Figure 6. Dysregulated eIF4F Function Favors Cap-Independent Initiation in LUADs.

Figure 6.

(A) The scatter plots show correlation of eIF4G1, eIF4A1 and eIF4E protein expression levels with each other across 109 LUADs from CPTAC. The expression level is shown as log2 ratio of protein abundance in sample to a reference by the two-component normalization method (Gillette et al., 2020).

(B) The scatter plots show correlation of protein expression levels between Rps2 and each of three eIF4F subunits across 109 LUADs.

(C) The scatter plots show protein expression correlation of indicated translation initiation factors (rows) and each of three eIF4F subunits (columns) across 109 LUADs.

(D) The scatter plots show protein expression correlation of indicated protein factors involved in cell division (rows) and each of three eIF4F subunits (columns) across 109 LUADs.

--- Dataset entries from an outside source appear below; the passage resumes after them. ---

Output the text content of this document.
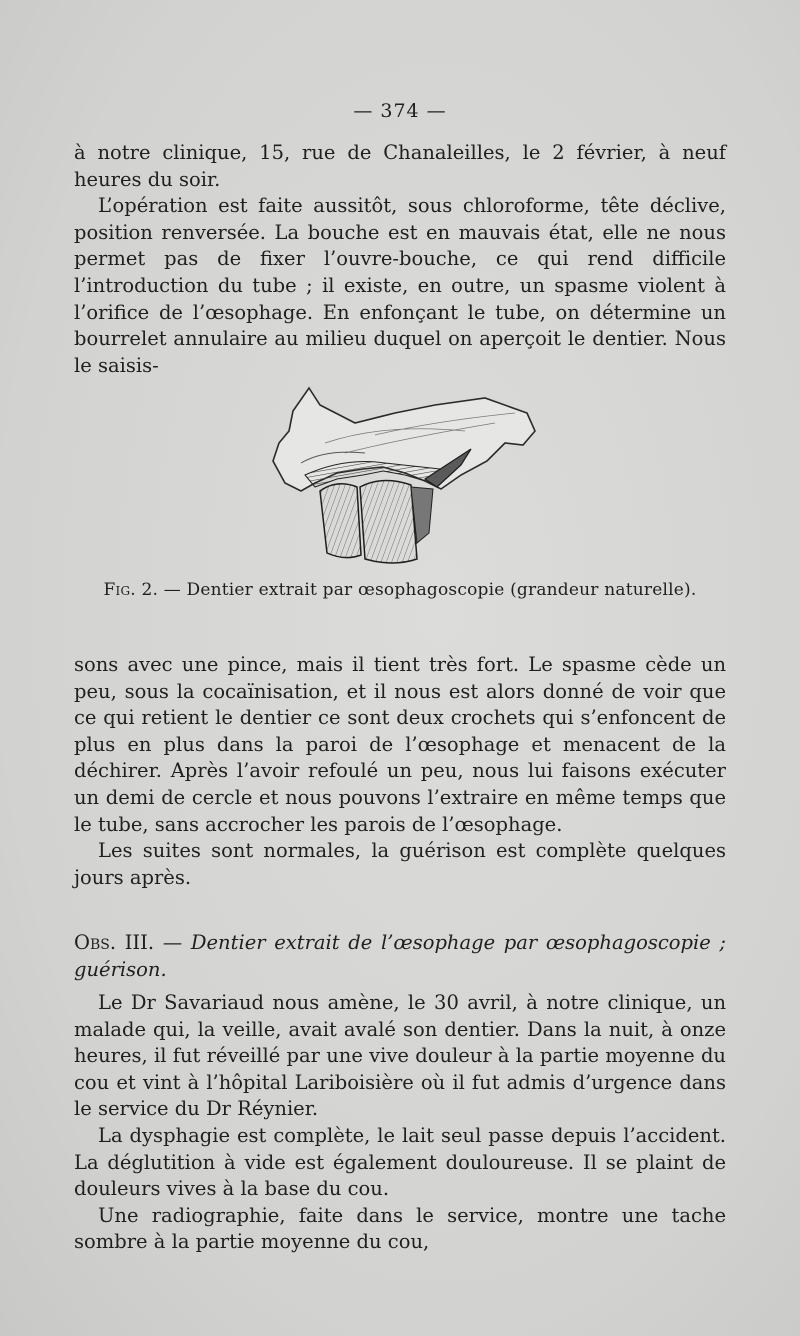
— 374 —

à notre clinique, 15, rue de Chanaleilles, le 2 février, à neuf heures du soir.

L’opération est faite aussitôt, sous chloroforme, tête déclive, position renversée. La bouche est en mauvais état, elle ne nous permet pas de fixer l’ouvre-bouche, ce qui rend difficile l’introduction du tube ; il existe, en outre, un spasme violent à l’orifice de l’œsophage. En enfonçant le tube, on détermine un bourrelet annulaire au milieu duquel on aperçoit le dentier. Nous le saisis-

Fig. 2. — Dentier extrait par œsophagoscopie (grandeur naturelle).

sons avec une pince, mais il tient très fort. Le spasme cède un peu, sous la cocaïnisation, et il nous est alors donné de voir que ce qui retient le dentier ce sont deux crochets qui s’enfoncent de plus en plus dans la paroi de l’œsophage et menacent de la déchirer. Après l’avoir refoulé un peu, nous lui faisons exécuter un demi de cercle et nous pouvons l’extraire en même temps que le tube, sans accrocher les parois de l’œsophage.

Les suites sont normales, la guérison est complète quelques jours après.

Obs. III. — Dentier extrait de l’œsophage par œsophagoscopie ; guérison.

Le Dr Savariaud nous amène, le 30 avril, à notre clinique, un malade qui, la veille, avait avalé son dentier. Dans la nuit, à onze heures, il fut réveillé par une vive douleur à la partie moyenne du cou et vint à l’hôpital Lariboisière où il fut admis d’urgence dans le service du Dr Réynier.

La dysphagie est complète, le lait seul passe depuis l’accident. La déglutition à vide est également douloureuse. Il se plaint de douleurs vives à la base du cou.

Une radiographie, faite dans le service, montre une tache sombre à la partie moyenne du cou,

(E and F) The box plots show, for eIF4F subunits, ratios to paired NATs (Y axis) of mean peptide abundance (either whole protein or phospho-peptide with phosphorylation at indicated serine or threonine residues). Depicted for NATs and LUADs at each tumor stage are: eIF4G1 (whole protein or phosphorylation at serine 1029, 1093, or 1098), eIF4A1 (whole protein or phosphorylation at serine 78), eIF4E (whole protein or phosphorylation at threonine 68), 4E-BP1 (whole protein, or phosphorylation at threonines 36 and 46, or at serine 44 and threonine 46, or at serine 65). Mean expression from NATs was normalized at 1. Phospho-peptides, containing one or more fully localized phosphorylation modifications, are mapped to reference protein sites for eIF4G1(NP_886553.3), eIF4A1(NP_001407.1), eIF4E(NP_001959.1), and 4E-BP1 (NP_004086.1). Tumor stages (for each column) and sample counts (n, for each plot) are marked on X axes. The dashed red line marks average abundance in all tumor stages combined, relative to NATs. Elevation is pronounced for eIF4G1 phosphorylations (note variation in Y axis ranges). The two-tailed Student’s t tests were performed. ns, not significant; *P ≤ 0.05; **P ≤ 0.01; ***P ≤ 0.001; ****P ≤ 0.0001

(G) The box plots compare abundances of Mnk1/2 and Akt1, and their phosphorylations (Akt1 at serine 477, Mnk1 at serines 209 and 214, Mnk2 at serine 76). Phospho-peptides, containing one or more fully localized phosphorylation modifications, are mapped to reference protein sites for Mnk1(NP_003675.3), Mnk2(NP_951009.1), and Akt1(NP_001014431.1).